Remove expired sessions and their associated data from the database.
AI agents call cleanup_expired_sessions to permanently remove resources in Codeviewer — typically in cleanup and lifecycle workflows. It does its job in a single call, and there is no undo.
This tool deletes data from persistent storage without a recovery mechanism. Although the sessions are described as 'expired' (suggesting automation eligibility), an AI agent could be manipulated to call this tool prematurely, corrupt session state, or clear audit trails. The irreversible nature and data loss potential make this Destructive rather than Write.
From the tool's definition The tool performs 'Remove expired sessions and their associated data from the database' — a permanent deletion operation that cannot be undone. The use of 'Remove' combined with 'associated data' and 'database' indicates irreversible data destruction.

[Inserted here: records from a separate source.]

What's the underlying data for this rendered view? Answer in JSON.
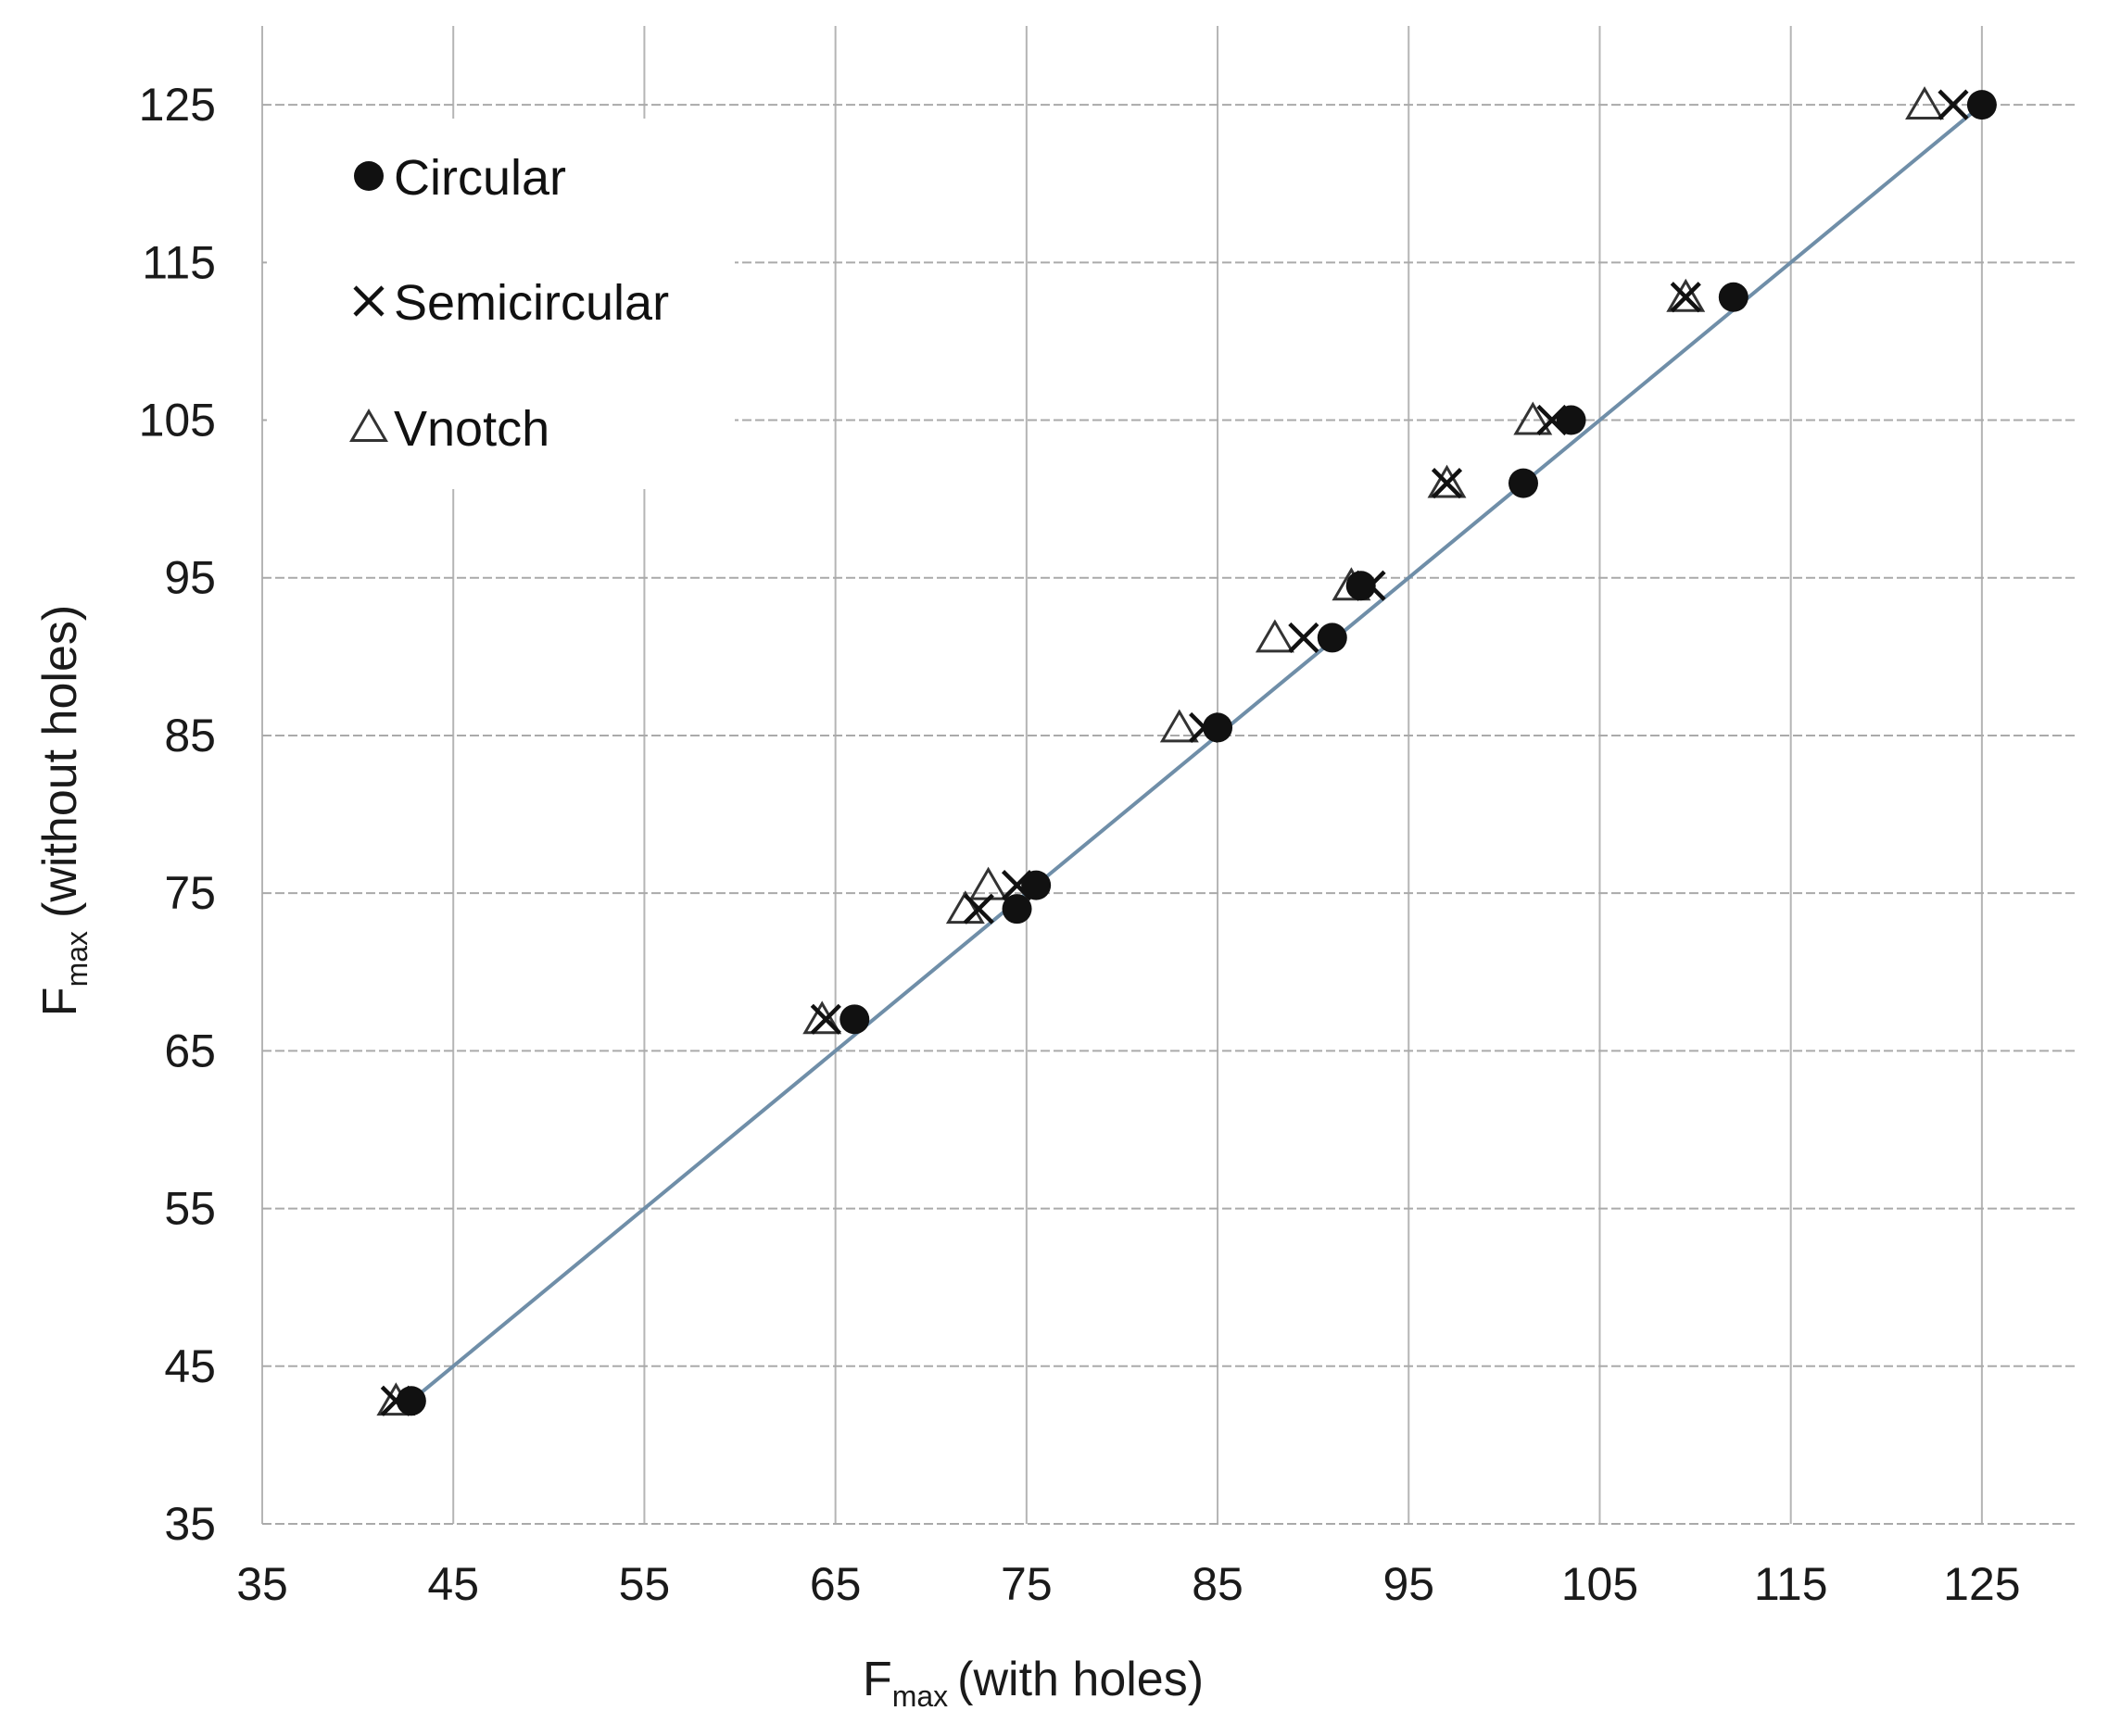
{
  "chart_data": {
    "type": "scatter",
    "x_label": {
      "main": "F",
      "sub": "max",
      "rest": "(with holes)"
    },
    "y_label": {
      "main": "F",
      "sub": "max",
      "rest": "(without holes)"
    },
    "xlim": [
      35,
      130
    ],
    "ylim": [
      35,
      130
    ],
    "x_ticks": [
      35,
      45,
      55,
      65,
      75,
      85,
      95,
      105,
      115,
      125
    ],
    "y_ticks": [
      35,
      45,
      55,
      65,
      75,
      85,
      95,
      105,
      115,
      125
    ],
    "grid": true,
    "legend_position": "top-left",
    "reference_line": {
      "x": [
        43,
        125
      ],
      "y": [
        43,
        125
      ],
      "color": "#6f8ea8"
    },
    "series": [
      {
        "name": "Circular",
        "marker": "filled-circle",
        "color": "#111111",
        "points": [
          [
            42.8,
            42.8
          ],
          [
            66,
            67
          ],
          [
            74.5,
            74
          ],
          [
            75.5,
            75.5
          ],
          [
            85,
            85.5
          ],
          [
            91,
            91.2
          ],
          [
            92.5,
            94.5
          ],
          [
            101,
            101
          ],
          [
            103.5,
            105
          ],
          [
            112,
            112.8
          ],
          [
            125,
            125
          ]
        ]
      },
      {
        "name": "Semicircular",
        "marker": "x",
        "color": "#111111",
        "points": [
          [
            42,
            42.8
          ],
          [
            64.5,
            67
          ],
          [
            72.5,
            74
          ],
          [
            74.5,
            75.5
          ],
          [
            84.3,
            85.5
          ],
          [
            89.5,
            91.2
          ],
          [
            93,
            94.5
          ],
          [
            97,
            101
          ],
          [
            102.5,
            105
          ],
          [
            109.5,
            112.8
          ],
          [
            123.5,
            125
          ]
        ]
      },
      {
        "name": "Vnotch",
        "marker": "open-triangle",
        "color": "#333333",
        "points": [
          [
            42,
            42.8
          ],
          [
            64.3,
            67
          ],
          [
            71.8,
            74
          ],
          [
            73,
            75.5
          ],
          [
            83,
            85.5
          ],
          [
            88,
            91.2
          ],
          [
            92,
            94.5
          ],
          [
            97,
            101
          ],
          [
            101.5,
            105
          ],
          [
            109.5,
            112.8
          ],
          [
            122,
            125
          ]
        ]
      }
    ]
  }
}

Attacks that exploit this kind of access
Remove expired sessions and their associated data from the database. It is categorised as a Destructive tool in the Codeviewer MCP Server, which means it can permanently delete or destroy data. Block by default and require explicit approval.
Register the Codeviewer MCP server in PolicyLayer and add a rule for cleanup_expired_sessions: allow, deny, rate-limit, or require approval. Point your MCP client at the PolicyLayer proxy URL and the rule is enforced on every call, before it reaches Codeviewer. Nothing to install.
cleanup_expired_sessions is a Destructive tool with critical risk. Critical-risk tools should be blocked by default and only enabled with explicit human approval.
Yes. Add a rate_limit block to the cleanup_expired_sessions rule in your PolicyLayer policy. For example, setting max: 10 and window: 60 limits the tool to 10 calls per minute. Rate limits are tracked per agent session and reset automatically.
Set action: deny in the PolicyLayer policy for cleanup_expired_sessions. The AI agent will receive a policy violation error and cannot call the tool. You can also include a reason field to explain why the tool is blocked.
cleanup_expired_sessions is provided by the Codeviewer MCP server (master0ffate/codeviewer-mcp). PolicyLayer sits as a proxy in front of this server to enforce policies before tool calls reach the server.
cleanup_expired_sessions is one line of Codeviewer's registry record.
The record carries the whole server: verified identity, auth posture, risk grade, every tool classified, recommended policy — re-checked continuously.